A long farewell to Ornella Vanoni, accompanied by Paolo Fresu: "Six years ago, she told me what I should play."
Thousands of people gathered at the funeral chapel of the great Milanese artist, with a final farewell at 3 p.m. in the church of San Marco in Brera.A long farewell, a tribute from friends, artists, and residents, for Ornella Vanoni, the legendary singer who died Friday evening at the age of 91. The funeral service was held today at 3:00 PM in the church of San Marco in Brera, in the neighborhood where she lived in Milan. Thousands of people paid tribute to a symbol of Milanese culture in the chapel of rest, which opened yesterday morning at the Piccolo Teatro Grassi and will remain open until 2:00 PM today. The singer also received tributes from Antonio Marras, Liliana Segre, and Mayor Beppe Sala, as well as from many artists such as Francesco Gabbani, Ambra Angiolini, Paolo Jannacci, Arisa, Fiorella Mannoia, Memo Remigi, Alba Parietti, Simona Ventura, and Gabriele Salvatores.
The ceremony will be to the rhythm of jazz: Vanoni had asked for Paolo Fresu, the trumpeter from Berchidda whom he had known for many years and with whom he had worked on the album "Argilla" in 1997, to play. He had made this clear during one of his appearances on "Che tempo che fa": "I asked Paolo Fresu to play at my funeral."
Today the trumpeter from Berchidda will be called to answer this appeal " but I cannot reveal the piece I will play during the funeral", he told Videolina.
"She called me one morning six years ago," she recalls. "I was in Bologna. I had dropped my son off at school. She revealed her desire to me, telling me what I should play. Something that really struck me. For years I'd had this fear, and I jokingly told her, 'If I die first, you have to come and sing.'"

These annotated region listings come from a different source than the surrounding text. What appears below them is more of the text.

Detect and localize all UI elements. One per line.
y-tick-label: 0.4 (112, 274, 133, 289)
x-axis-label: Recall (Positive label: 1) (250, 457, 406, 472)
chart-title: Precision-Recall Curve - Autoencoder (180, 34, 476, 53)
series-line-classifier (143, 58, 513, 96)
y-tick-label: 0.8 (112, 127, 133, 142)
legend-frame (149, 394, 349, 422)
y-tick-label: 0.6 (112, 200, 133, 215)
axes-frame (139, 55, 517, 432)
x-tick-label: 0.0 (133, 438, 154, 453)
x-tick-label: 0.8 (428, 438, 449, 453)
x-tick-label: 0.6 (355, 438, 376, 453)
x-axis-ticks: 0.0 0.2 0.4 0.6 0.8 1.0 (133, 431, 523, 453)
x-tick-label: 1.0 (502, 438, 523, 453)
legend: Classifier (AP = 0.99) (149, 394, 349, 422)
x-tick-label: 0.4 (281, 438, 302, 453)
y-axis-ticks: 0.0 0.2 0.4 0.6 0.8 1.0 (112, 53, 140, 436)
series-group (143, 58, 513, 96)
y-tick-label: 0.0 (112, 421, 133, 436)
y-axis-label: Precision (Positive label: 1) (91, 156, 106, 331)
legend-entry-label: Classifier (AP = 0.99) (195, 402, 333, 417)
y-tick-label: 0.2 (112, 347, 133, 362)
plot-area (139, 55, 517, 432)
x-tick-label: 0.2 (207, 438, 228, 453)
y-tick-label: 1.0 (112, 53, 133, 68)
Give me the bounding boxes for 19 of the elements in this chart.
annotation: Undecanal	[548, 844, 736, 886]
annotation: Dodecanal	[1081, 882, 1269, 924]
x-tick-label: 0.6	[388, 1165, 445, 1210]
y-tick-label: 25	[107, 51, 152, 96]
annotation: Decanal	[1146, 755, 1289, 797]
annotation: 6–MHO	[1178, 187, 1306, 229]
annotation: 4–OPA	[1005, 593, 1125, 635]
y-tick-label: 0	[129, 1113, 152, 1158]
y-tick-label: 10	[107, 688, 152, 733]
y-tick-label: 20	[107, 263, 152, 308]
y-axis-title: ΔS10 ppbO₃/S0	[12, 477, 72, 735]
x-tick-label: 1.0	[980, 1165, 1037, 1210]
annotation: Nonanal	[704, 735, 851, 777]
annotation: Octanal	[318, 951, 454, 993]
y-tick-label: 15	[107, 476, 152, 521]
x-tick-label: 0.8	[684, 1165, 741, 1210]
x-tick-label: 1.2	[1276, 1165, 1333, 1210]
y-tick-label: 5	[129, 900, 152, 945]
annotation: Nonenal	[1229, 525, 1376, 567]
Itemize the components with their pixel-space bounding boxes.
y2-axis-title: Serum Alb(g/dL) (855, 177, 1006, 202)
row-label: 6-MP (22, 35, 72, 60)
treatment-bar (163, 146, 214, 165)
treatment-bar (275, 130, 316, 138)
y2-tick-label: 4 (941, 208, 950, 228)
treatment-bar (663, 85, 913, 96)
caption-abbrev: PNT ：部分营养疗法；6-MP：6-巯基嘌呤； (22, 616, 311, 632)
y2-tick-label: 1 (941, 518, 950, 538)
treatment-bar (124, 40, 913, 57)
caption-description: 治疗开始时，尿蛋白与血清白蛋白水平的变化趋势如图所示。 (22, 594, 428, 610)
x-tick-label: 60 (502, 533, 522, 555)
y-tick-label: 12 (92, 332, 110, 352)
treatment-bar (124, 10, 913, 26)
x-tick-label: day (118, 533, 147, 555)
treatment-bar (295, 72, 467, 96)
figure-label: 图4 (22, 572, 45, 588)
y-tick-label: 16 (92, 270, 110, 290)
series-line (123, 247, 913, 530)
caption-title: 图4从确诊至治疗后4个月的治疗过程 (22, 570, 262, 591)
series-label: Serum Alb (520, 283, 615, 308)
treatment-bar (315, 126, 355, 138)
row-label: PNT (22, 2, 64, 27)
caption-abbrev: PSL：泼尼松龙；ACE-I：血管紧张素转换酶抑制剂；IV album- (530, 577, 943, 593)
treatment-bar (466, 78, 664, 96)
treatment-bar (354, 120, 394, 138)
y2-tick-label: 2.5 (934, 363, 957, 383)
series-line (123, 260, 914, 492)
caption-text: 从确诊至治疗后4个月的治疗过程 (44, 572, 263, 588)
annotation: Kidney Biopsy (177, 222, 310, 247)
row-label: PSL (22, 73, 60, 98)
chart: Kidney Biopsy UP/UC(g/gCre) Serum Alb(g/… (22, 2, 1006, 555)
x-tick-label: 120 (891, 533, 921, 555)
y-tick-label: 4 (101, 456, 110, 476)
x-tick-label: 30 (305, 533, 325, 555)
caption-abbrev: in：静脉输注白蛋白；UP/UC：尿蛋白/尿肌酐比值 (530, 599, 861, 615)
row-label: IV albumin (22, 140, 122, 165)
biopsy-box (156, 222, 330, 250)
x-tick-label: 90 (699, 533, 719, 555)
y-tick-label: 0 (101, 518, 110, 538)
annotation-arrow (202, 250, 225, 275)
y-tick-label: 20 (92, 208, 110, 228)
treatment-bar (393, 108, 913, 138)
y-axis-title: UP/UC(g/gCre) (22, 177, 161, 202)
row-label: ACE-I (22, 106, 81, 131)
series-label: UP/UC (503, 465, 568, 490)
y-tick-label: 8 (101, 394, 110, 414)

Fresu, moved, tried to write her a letter before leaving for Milan: "Write something," I ask myself on this empty November morning. "And here I am, throwing scattered thoughts into a Word document, thinking about our first meeting at the Tangram in Milan in the early 1990s and how many times we laughed, cried, sang, and played music over these thirty years. It's almost impossible to talk about Ornella. Impossible to outline a rich life made up of successes and triumphs, falls, ascents, and passions. Write something, but what?"
"Perhaps the best way," the musician continues, "is to find adjectives. Contemporary screenshots that can translate the imaginative into the collective imagination of her being a woman and an artist, which, she always knows, belongs to all of us. Ornella is the emotion of life. Hers and ours. Capable of placing solitude and passion, love for herself and others, the pathos and poetry that will (perhaps) save the world, at the center of the world. An elusive woman who abhorred the obvious and the banal. An artist who shattered the delicate balance between art and life and who made the stage her home, where she could host and dispense human feelings."
"The clock announces it's time to leave for Milan," Fresu writes. "I save these few thoughts and turn off the computer, aware that I haven't been able to write what I wanted to. For example, that he was shaking like a leaf before going on stage, which he then tackled like a lioness. Or the weekly phone calls with his unmistakable voice that always began with 'How are you?' Or the ones with my mother or my wife Sonia."